Por Lourdes Landeira, Estela Colángelo, Gabriela Stoppelman



  “Himalaya boca callada, piedra mentira. Ah, moral de los pájaros: sí, ilumina.
Que recuerde, el primer juego-juguete que vino a mí y ya no se irá de mí
por nunca fue un cristal; pero qué cristal; algo líquido y duro que no caía
por milagro del arco bronce que lo ataba. Bajo el agua es más que el agua
porque está detenido y es móvil. Si toco una llama con mi cristal, soy invierno:
el fuego gira y no es su resplandor ya más. Por hábito y piedad cada tanto
lo arrojo en las brasas para que devore y llene el Fulgor con su siesta
de infierno.”
Miguel Ángel Bustos, “El Himalaya o la moral de los pájaros”

 

Cuentan que un pájaro primero posó su canto en el aire. Sobrevoló, entonces, un mar intenso en posibilidades, al que la triste historia luego llamó “caos”. Ansioso por ver surgir alguna forma de entre aquel tumulto, el pájaro aprovechó una inclinación de su propio giro, remontó un vértice de viento y se atrevió a un eco. Después, todo fue un amoroso sacudirse de partes. A un empujón contra el horizonte, hubo cielo. A un atrevimiento en un agudo, se envalentonó el primer pico. Flechadas por un reguero del eco, las aguas incitaron la espesura del lodo, lo provocaron hasta hacerlo tentar la orilla, la inmensidad de una playa. Así, intrépido, el lodo abandonó su raíz de agua y canturreó su deseo entre los brotes de un yuyal. Acunado en melodías, el verde no tuvo pretensiones de altura, más que para abrazar la soledad de ciertas horas nocturnas. Picar en punta no fue asunto de los orígenes. Pero, así todo, en la impaciencia por crecer, un acorde se anudó a otro, un silencio entrechocó su falta con la abundancia de un arroyo. A los codazos, atardeció alguna luz espesa y lenta, que parecía de nunca acabar. Y, entre todo el agitarse de lo por nacer y lo nacido, fue inevitable que la descendencia del eco terminara en enramada; antigua casa del bebé bosque, primer nido del cantar. Muchos objetan la secuencia. Que no es verosímil eso de nacerse enramada sin troncos, que nada se crea del tumulto a la raíz. Sin embargo, esas son lógicas de la mesura, manuales de prosa pacata, normas para comenzar el mundo fuera de lo pajaril. Es casi seguro que, en el umbral de su desvanecimiento, el eco convocó a un arrojo urgente, a un aunar esfuerzos para salvar las hilachas de la lengua padre, para obligar al aire a agitar su voz.
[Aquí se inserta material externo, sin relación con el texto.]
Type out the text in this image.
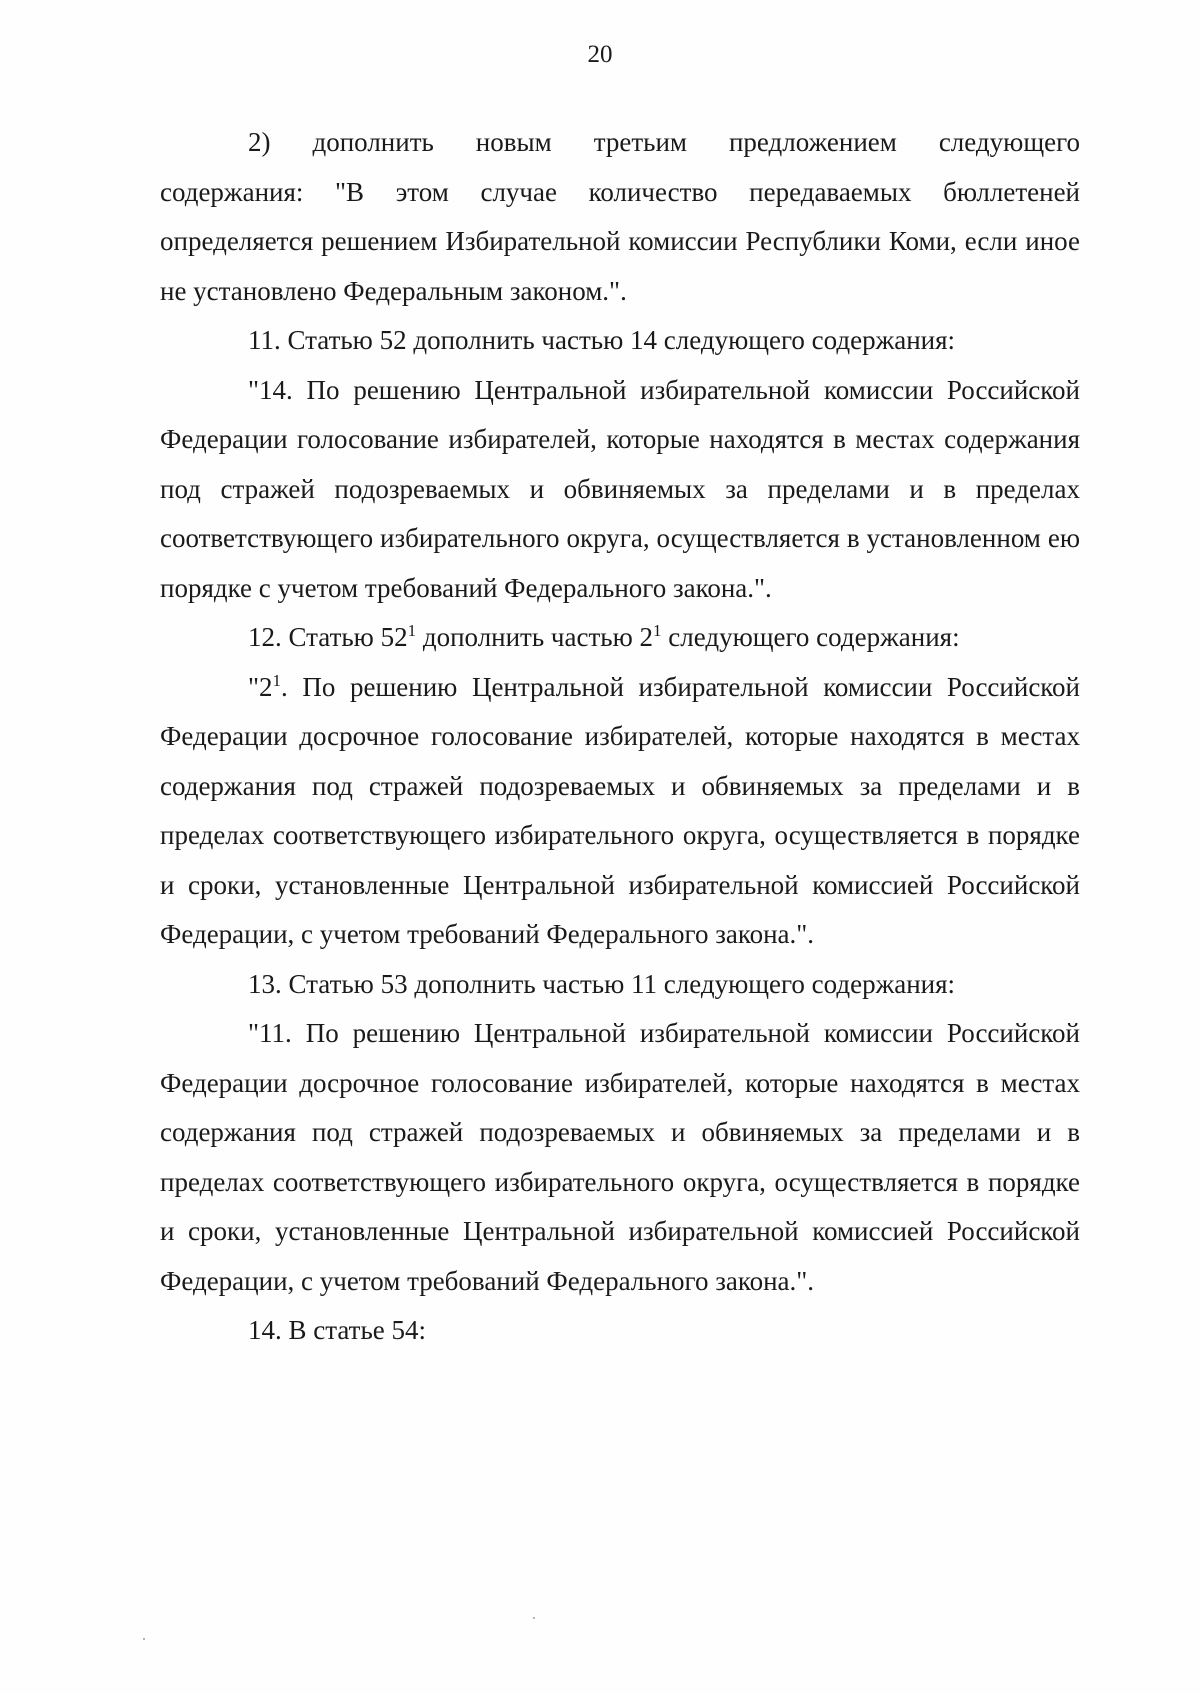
20

2) дополнить новым третьим предложением следующего

содержания: "В этом случае количество передаваемых бюллетеней определяется решением Избирательной комиссии Республики Коми, если иное не установлено Федеральным законом.".

11. Статью 52 дополнить частью 14 следующего содержания:

"14. По решению Центральной избирательной комиссии Российской Федерации голосование избирателей, которые находятся в местах содержания под стражей подозреваемых и обвиняемых за пределами и в пределах соответствующего избирательного округа, осуществляется в установленном ею порядке с учетом требований Федерального закона.".

12. Статью $52^1$ дополнить частью $2^1$ следующего содержания:

"$2^1$. По решению Центральной избирательной комиссии Российской Федерации досрочное голосование избирателей, которые находятся в местах содержания под стражей подозреваемых и обвиняемых за пределами и в пределах соответствующего избирательного округа, осуществляется в порядке и сроки, установленные Центральной избирательной комиссией Российской Федерации, с учетом требований Федерального закона.".

13. Статью 53 дополнить частью 11 следующего содержания:

"11. По решению Центральной избирательной комиссии Российской Федерации досрочное голосование избирателей, которые находятся в местах содержания под стражей подозреваемых и обвиняемых за пределами и в пределах соответствующего избирательного округа, осуществляется в порядке и сроки, установленные Центральной избирательной комиссией Российской Федерации, с учетом требований Федерального закона.".

14. В статье 54:
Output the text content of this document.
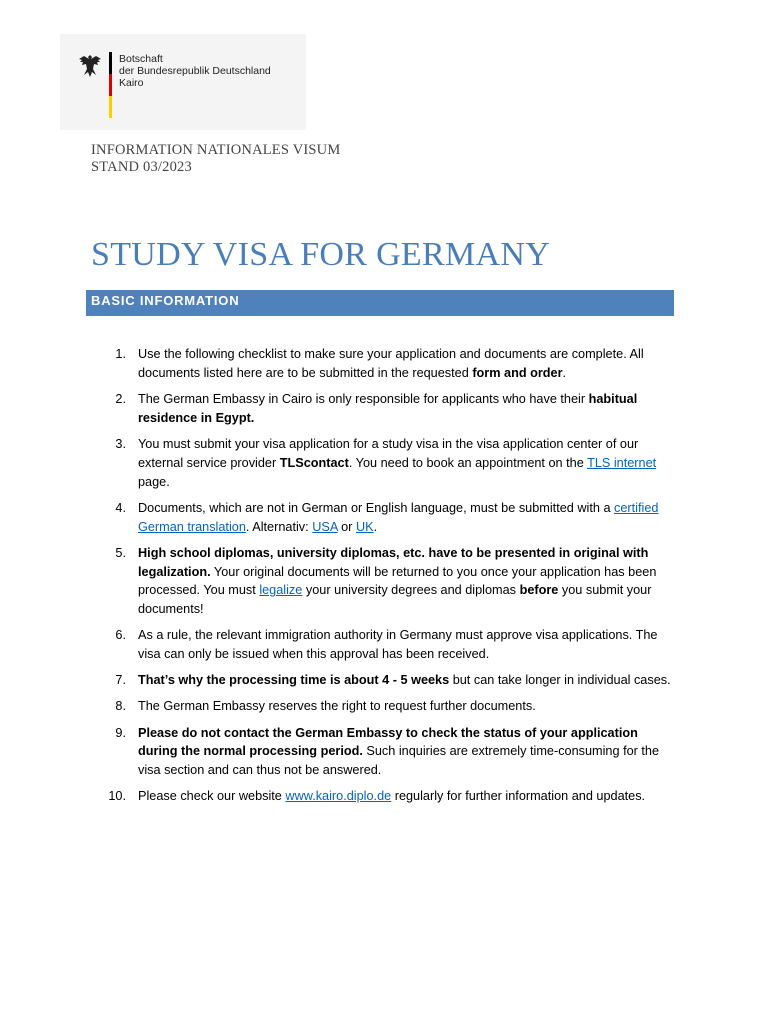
Botschaft
der Bundesrepublik Deutschland
Kairo
INFORMATION NATIONALES VISUM
STAND 03/2023
STUDY VISA FOR GERMANY
BASIC INFORMATION
1. Use the following checklist to make sure your application and documents are complete. All documents listed here are to be submitted in the requested form and order.
2. The German Embassy in Cairo is only responsible for applicants who have their habitual residence in Egypt.
3. You must submit your visa application for a study visa in the visa application center of our external service provider TLScontact. You need to book an appointment on the TLS internet page.
4. Documents, which are not in German or English language, must be submitted with a certified German translation. Alternativ: USA or UK.
5. High school diplomas, university diplomas, etc. have to be presented in original with legalization. Your original documents will be returned to you once your application has been processed. You must legalize your university degrees and diplomas before you submit your documents!
6. As a rule, the relevant immigration authority in Germany must approve visa applications. The visa can only be issued when this approval has been received.
7. That’s why the processing time is about 4 - 5 weeks but can take longer in individual cases.
8. The German Embassy reserves the right to request further documents.
9. Please do not contact the German Embassy to check the status of your application during the normal processing period. Such inquiries are extremely time-consuming for the visa section and can thus not be answered.
10. Please check our website www.kairo.diplo.de regularly for further information and updates.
Y entonces llegaron los pájaros segundos. Y posaron su canto en la enramada. Y a un piar, respondían cientos de aleteos creados sobre la armonía de este nuevo eco. Y era de no creer el multiplicarse de ramas y pájaros, era de no creer cómo empujaban el horizonte en dirección a los yuyales, a las orillas, río adentro y viento en furia, hasta llegar a la raíz de mar. Y así eran las cosas cada vez que los pájaros terceros y los cuartos extrañaban el sonido de su origen. Era nomás cuestión de tomar aire, incitar al verso y guitarrear la noche de la ausencia, para que la luz espesa termine por sucumbir. Ahí, en medio del bosque ya muy entreverado de cantos, muy entretejido de huellas, encontramos a Luis Arias. Y la tarde entonó así.

 

El Bosco. "El jardín de las delciias", detalle.
El Bosco. “El jardín de las delciias”, detalle.

 

VERDE QUE TE QUIERO, VERDE

 “Soy el forastero que observa esas nubes y montes,
ese universo que prescinde de mí.
Nunca será mi hogar, pero esto es el hogar.”
Eduardo Lalo, “Intemperie”

Cuando me mudé a esta casa en Villa Elisa, ni vidrios en las ventanas teníamos. Nos arreglamos como pudimos. Pero queríamos vivir aquí. Yo no soporto las ciudades grandes, son una tortura para mí. Yo nací en la ciudad de La Plata, pero mi madre es de Bolívar y mi padre era salteño. De chiquito, vivíamos en la casa de la abuela materna con toda la familia grande, los primos, los tíos. Entonces, vivíamos en una habitación. Con mi hermana, dormíamos, hasta los diez u once años, uno a los pies y el otro a la cabecera, en la misma cama. En el Norte antes era muy común. En el quechua santiagueño se dice precisamente “waasqachakipurapuñunku”, es decir, “los niños duermen pie con pie”. Después nos mudamos a un departamentito muy chiquito en Tolosa, en el barrio El Churrasco, que era un barrio un tanto complicado. De ahí, a La Plata de nuevo, otra vez a un departamento muy chico. Por eso, yo estudiaba en las bibliotecas, afuera de mi casa. Será que, de tanto estar encerrado, opté por el verde, por las plantas.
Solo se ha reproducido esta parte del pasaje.